There is a lack of ambition in the tax package that comes into effect tomorrow say the New Zealand Manufacturers and Exporters Association (NZMEA). The additional 0.9 percent growth improvement over seven years projected by Treasury is pitiful considering the Government aims to catch Australian income levels.

NZMEA Chief Executive John Walley says, “An unbalanced tax system was one of the key drivers of the recession. The tax free status of capital gains on land and buildings encouraged excessive domestic debt on low yield assets that stifled the tradeable sector.”

“It seems a long time ago now, but it is important to remember that New Zealand was in a recession by June 2008, well before the collapse of the finance giants in the United States. Our recession was made worse, but not caused by the global problems.”

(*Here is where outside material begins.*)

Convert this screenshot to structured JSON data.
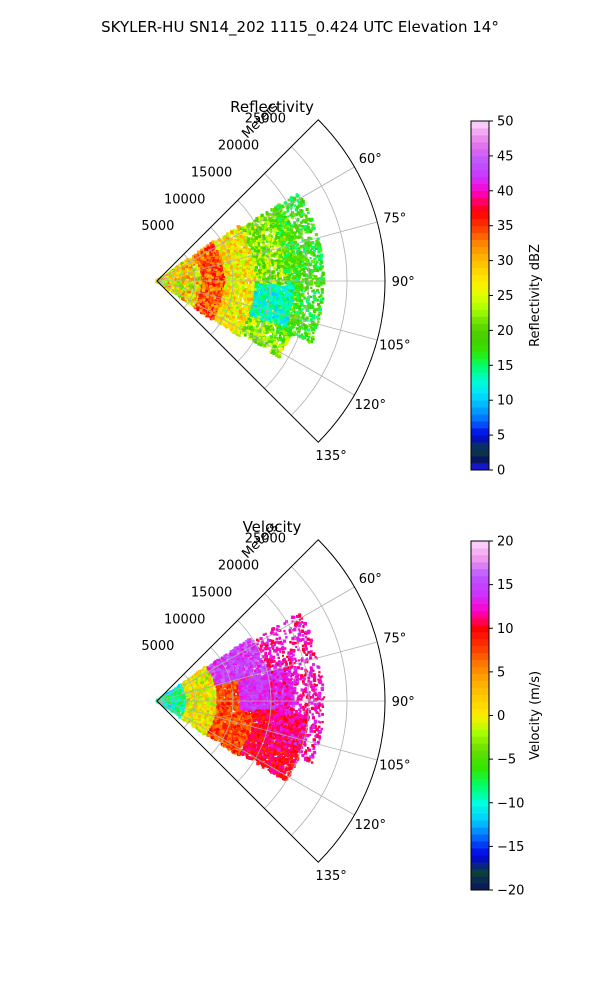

“Moving taxation from income and company tax towards consumption tax is helpful, but it is only a start. Tax harbours around capital gains must be removed to boost investment in productive activity.”

“We also need to see incentives to invest in our export industries; we need to reinstate both the Research and Development tax credit and the 20 percent depreciation loading on new equipment that were removed by the Government”

“New Zealand’s long run economic performance demonstrates an abject policy failure; that cannot be fixed by tinkering.”